A few days after transfection, we observed red fluorescent somata in CA3 and bright fluorescent puncta in CA1 (Figure 1B). Ratio-sypHy was effectively targeted to boutons, which were 23-fold brighter than the axonal shafts (Figure S1A available online). The probe showed a variable level of surface expression (median fsurf = 0.20, quartile coefficient of variation, QCV: 0.59, n = 922 boutons, 25 slices), which was correlated with its expression

level (R2 = 0.43, p = 0.0024, n = 19 cells; Figures S1C and S1D). We see more stimulated individual ratio-sypHy expressing CA3 pyramidal cells and their axons by current injection in the whole-cell patch-clamp configuration. To release a sizable fraction of the total recycling pool at both high and low release probability (Pr) synapses, we evoked trains of 200 APs at 30 Hz by brief somatic current injections. This stimulation led to a robust increase in green but not in red fluorescence at individual boutons along single CA3 axons Dasatinib (Figure 1C). Differential bleaching of the red fluorescence by the imaging laser meant that only one ratiometric measurement per bouton could be performed. However, the fixed stoichiometry of green and red fluorescent proteins permitted sequential measurements to be calibrated on a separate set

of boutons. To activate green fluorescence in all vesicles for calibration, we neutralized the pH of intracellular compartments

by NH4Cl or protonophores (see below) at the end of every experiment ( Figures 1A and S1B). We corrected for photobleaching ( Figures S1E and S1F), surface-stranded protein (see the Experimental Procedures), and calculated the released fraction (RF), that is, the PLEKHM2 number of released vesicles divided by the total number of vesicles present at the synapse ( Figure 1D).
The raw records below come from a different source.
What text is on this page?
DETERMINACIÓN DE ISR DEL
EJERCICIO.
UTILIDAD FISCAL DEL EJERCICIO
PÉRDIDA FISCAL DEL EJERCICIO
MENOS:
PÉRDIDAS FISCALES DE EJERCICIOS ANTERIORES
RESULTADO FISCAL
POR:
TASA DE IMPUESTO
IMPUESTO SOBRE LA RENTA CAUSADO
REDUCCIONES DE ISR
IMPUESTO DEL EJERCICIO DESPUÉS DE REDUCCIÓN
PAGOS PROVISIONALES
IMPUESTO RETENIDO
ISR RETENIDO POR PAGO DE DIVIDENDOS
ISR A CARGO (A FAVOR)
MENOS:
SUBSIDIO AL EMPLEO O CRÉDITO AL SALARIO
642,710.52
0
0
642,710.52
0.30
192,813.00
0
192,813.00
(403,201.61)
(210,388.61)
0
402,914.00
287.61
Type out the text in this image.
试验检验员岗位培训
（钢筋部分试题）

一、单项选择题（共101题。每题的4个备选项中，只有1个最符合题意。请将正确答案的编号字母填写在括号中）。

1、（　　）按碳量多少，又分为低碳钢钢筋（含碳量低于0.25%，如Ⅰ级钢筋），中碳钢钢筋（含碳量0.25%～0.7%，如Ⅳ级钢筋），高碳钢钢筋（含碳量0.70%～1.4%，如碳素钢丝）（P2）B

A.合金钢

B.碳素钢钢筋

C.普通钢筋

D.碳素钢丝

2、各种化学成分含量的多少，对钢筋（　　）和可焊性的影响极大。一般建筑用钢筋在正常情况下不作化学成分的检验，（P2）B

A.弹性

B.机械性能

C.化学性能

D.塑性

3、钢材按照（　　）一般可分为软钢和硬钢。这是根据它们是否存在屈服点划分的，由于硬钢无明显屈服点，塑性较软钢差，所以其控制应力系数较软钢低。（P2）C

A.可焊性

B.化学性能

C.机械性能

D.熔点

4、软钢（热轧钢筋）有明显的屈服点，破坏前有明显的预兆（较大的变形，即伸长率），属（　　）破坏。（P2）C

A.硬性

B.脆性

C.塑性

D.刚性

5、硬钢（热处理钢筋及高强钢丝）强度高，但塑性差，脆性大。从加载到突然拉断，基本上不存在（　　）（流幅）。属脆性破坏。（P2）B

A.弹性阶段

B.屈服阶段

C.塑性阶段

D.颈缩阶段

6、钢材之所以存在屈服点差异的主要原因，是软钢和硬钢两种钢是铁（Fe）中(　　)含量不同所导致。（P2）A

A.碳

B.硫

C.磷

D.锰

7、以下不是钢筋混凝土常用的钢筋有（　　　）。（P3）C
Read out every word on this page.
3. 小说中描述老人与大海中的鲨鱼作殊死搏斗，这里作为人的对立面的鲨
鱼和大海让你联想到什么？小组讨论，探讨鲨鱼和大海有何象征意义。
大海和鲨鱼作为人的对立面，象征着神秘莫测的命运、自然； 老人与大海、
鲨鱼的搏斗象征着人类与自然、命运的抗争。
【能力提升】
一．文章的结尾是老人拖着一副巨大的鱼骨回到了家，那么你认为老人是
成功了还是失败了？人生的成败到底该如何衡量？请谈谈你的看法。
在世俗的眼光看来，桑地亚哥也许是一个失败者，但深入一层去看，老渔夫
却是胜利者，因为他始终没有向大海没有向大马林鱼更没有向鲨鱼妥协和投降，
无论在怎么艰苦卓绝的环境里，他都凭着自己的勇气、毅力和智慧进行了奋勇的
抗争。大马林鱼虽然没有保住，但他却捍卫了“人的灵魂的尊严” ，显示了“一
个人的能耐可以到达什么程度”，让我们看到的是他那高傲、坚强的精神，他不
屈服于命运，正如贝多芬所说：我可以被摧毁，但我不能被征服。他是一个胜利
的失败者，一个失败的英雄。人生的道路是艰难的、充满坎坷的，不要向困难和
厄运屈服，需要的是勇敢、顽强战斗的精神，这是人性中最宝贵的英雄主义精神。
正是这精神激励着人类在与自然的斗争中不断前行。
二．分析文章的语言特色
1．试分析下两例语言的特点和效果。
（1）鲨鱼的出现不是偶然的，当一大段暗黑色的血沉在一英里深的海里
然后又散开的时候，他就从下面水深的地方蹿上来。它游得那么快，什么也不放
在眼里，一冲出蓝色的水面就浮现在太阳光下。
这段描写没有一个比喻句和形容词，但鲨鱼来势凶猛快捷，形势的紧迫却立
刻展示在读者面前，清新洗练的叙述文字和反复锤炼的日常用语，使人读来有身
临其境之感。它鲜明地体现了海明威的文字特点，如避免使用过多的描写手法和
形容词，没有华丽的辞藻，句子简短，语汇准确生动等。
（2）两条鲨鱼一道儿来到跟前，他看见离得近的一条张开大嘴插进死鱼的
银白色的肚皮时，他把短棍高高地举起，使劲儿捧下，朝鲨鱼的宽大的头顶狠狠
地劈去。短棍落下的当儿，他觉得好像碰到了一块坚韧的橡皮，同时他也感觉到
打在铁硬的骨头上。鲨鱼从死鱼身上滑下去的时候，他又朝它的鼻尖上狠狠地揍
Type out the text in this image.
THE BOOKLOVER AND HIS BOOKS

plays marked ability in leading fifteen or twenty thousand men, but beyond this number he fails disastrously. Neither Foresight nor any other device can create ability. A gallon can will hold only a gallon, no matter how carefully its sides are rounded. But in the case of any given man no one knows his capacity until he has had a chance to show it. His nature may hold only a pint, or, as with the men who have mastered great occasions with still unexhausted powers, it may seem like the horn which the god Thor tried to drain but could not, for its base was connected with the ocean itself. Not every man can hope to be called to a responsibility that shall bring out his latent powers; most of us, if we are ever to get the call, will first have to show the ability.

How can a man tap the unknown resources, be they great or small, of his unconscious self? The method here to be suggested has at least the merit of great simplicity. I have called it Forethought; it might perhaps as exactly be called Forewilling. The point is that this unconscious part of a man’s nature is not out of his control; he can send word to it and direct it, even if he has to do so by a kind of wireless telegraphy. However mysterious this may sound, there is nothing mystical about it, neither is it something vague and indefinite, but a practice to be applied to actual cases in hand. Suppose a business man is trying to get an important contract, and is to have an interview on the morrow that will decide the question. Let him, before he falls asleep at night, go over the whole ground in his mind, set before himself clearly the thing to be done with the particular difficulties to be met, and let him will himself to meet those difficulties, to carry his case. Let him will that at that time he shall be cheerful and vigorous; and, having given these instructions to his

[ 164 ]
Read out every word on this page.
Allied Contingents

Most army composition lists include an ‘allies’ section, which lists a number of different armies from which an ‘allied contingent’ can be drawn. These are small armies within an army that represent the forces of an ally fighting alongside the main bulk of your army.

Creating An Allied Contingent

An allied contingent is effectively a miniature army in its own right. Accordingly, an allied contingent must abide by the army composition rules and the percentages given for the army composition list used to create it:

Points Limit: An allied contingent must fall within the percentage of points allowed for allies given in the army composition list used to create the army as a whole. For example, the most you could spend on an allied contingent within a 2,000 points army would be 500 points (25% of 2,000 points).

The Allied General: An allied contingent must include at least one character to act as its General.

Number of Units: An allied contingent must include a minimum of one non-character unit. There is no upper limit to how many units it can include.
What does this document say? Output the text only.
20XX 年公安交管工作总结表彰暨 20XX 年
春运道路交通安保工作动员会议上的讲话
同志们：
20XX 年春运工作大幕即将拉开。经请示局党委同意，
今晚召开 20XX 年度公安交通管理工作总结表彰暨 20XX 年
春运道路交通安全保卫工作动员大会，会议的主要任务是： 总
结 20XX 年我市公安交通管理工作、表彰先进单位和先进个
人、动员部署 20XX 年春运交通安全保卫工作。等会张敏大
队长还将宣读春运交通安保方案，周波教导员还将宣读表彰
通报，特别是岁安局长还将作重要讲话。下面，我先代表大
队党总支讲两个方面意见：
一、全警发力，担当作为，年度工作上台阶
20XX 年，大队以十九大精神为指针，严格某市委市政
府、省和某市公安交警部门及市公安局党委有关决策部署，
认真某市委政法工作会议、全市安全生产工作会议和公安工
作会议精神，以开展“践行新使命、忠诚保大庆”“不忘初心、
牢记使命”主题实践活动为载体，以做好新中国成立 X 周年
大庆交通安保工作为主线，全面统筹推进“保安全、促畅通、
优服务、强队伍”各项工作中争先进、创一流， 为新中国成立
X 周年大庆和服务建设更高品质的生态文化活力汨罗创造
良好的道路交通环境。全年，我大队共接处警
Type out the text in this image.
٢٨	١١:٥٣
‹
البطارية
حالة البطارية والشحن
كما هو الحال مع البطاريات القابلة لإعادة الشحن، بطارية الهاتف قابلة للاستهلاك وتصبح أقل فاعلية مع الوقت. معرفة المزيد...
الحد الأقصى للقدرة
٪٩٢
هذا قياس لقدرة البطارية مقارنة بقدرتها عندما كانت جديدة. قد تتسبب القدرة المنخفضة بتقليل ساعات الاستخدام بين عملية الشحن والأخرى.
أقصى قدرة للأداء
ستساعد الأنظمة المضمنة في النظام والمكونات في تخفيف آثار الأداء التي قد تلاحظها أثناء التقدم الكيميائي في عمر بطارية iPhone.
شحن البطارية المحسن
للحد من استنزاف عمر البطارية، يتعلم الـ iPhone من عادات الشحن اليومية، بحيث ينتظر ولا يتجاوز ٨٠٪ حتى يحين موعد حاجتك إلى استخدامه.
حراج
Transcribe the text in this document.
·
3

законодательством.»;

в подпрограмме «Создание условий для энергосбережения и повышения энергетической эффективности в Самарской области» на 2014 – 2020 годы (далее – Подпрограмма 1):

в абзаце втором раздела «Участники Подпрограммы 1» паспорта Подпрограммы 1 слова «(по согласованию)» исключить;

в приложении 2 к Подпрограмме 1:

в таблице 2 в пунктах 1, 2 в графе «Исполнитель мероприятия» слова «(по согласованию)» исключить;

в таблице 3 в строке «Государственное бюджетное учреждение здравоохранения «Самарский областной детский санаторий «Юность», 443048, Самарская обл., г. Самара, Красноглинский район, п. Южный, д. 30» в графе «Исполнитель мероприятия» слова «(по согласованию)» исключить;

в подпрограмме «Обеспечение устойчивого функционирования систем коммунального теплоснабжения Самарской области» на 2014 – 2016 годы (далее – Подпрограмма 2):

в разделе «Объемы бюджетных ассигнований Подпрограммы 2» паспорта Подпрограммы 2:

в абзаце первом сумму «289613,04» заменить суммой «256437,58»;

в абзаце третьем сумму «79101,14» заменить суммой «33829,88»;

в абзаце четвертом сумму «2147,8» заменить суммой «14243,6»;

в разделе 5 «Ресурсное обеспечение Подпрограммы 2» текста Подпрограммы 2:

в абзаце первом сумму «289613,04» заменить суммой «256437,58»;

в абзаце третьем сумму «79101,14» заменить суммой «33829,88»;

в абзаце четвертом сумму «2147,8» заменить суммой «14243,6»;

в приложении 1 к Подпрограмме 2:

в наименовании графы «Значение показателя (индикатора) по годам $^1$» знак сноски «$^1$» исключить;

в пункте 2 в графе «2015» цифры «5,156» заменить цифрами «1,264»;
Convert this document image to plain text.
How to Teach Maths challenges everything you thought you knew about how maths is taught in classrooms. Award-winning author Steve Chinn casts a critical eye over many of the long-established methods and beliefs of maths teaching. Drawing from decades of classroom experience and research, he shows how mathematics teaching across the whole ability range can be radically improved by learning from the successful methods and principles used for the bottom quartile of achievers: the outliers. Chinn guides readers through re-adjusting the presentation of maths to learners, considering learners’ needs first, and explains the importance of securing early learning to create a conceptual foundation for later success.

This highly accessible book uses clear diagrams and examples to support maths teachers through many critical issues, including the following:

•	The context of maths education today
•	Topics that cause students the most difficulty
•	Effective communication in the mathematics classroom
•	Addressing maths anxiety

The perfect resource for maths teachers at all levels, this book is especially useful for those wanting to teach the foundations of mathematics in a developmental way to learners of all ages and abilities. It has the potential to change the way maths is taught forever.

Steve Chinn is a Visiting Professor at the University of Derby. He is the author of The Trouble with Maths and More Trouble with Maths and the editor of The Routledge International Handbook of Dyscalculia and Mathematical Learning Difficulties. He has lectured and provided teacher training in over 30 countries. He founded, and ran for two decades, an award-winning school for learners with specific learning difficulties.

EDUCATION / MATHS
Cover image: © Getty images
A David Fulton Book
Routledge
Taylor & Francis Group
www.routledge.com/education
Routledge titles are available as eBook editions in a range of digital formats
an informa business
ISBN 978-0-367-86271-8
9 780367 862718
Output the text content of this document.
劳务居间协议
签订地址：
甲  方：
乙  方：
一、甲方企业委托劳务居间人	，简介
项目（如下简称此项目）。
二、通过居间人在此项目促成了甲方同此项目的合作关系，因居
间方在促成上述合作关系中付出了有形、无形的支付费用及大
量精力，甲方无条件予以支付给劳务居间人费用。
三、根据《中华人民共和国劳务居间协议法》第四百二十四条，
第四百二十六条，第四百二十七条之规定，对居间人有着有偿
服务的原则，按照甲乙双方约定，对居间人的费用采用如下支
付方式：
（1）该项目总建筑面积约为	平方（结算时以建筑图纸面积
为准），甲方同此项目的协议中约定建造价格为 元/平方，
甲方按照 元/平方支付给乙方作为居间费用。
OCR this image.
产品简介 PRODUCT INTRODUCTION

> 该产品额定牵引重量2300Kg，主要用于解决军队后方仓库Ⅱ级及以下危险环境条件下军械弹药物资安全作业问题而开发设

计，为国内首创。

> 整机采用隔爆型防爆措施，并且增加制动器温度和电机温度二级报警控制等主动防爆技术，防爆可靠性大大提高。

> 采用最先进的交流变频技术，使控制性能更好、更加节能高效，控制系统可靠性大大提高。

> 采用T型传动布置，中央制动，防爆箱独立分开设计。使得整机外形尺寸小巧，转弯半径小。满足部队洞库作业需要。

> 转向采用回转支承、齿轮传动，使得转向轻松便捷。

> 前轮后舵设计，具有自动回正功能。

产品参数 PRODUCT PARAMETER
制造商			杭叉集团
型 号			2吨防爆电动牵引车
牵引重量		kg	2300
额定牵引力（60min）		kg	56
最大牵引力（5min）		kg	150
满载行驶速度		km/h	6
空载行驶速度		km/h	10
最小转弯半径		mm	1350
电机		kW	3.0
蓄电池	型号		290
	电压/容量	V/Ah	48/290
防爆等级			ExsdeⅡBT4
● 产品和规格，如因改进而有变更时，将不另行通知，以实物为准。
This method of separating release measurements and calibration allowed us to quantify vesicle cycle parameters at a large number of consecutive boutons along individual axons irrespective of their depth in tissue. The large distance between optically recorded boutons and their somata (973 ± 109 μm, n = 12 cells) minimized potential artifacts from whole-cell dialysis. The median RF at mature SC boutons (DIV 14–28) in response to 200 APs was 28.6% ± 3.3% (average of 12 cells). In all cells tested, RFs were variable between individual boutons (average QCV 0.30 ± 0.04; n = 12 cells, 5–90 boutons each) with a distribution skewed toward smaller RFs (Figures 1E and 1F). This high variability was not due to unreliable stimulation or measurement noise because response amplitudes were reproducible for repeated trials (trial-to-trial QCV: 0.12 ± 0.01, n = 12 cells, 3 trials per bouton, 1–5 boutons each). In dissociated culture, neighboring boutons show similar release parameters (Branco et al., 2008; Murthy et al., 1997; Peng et al.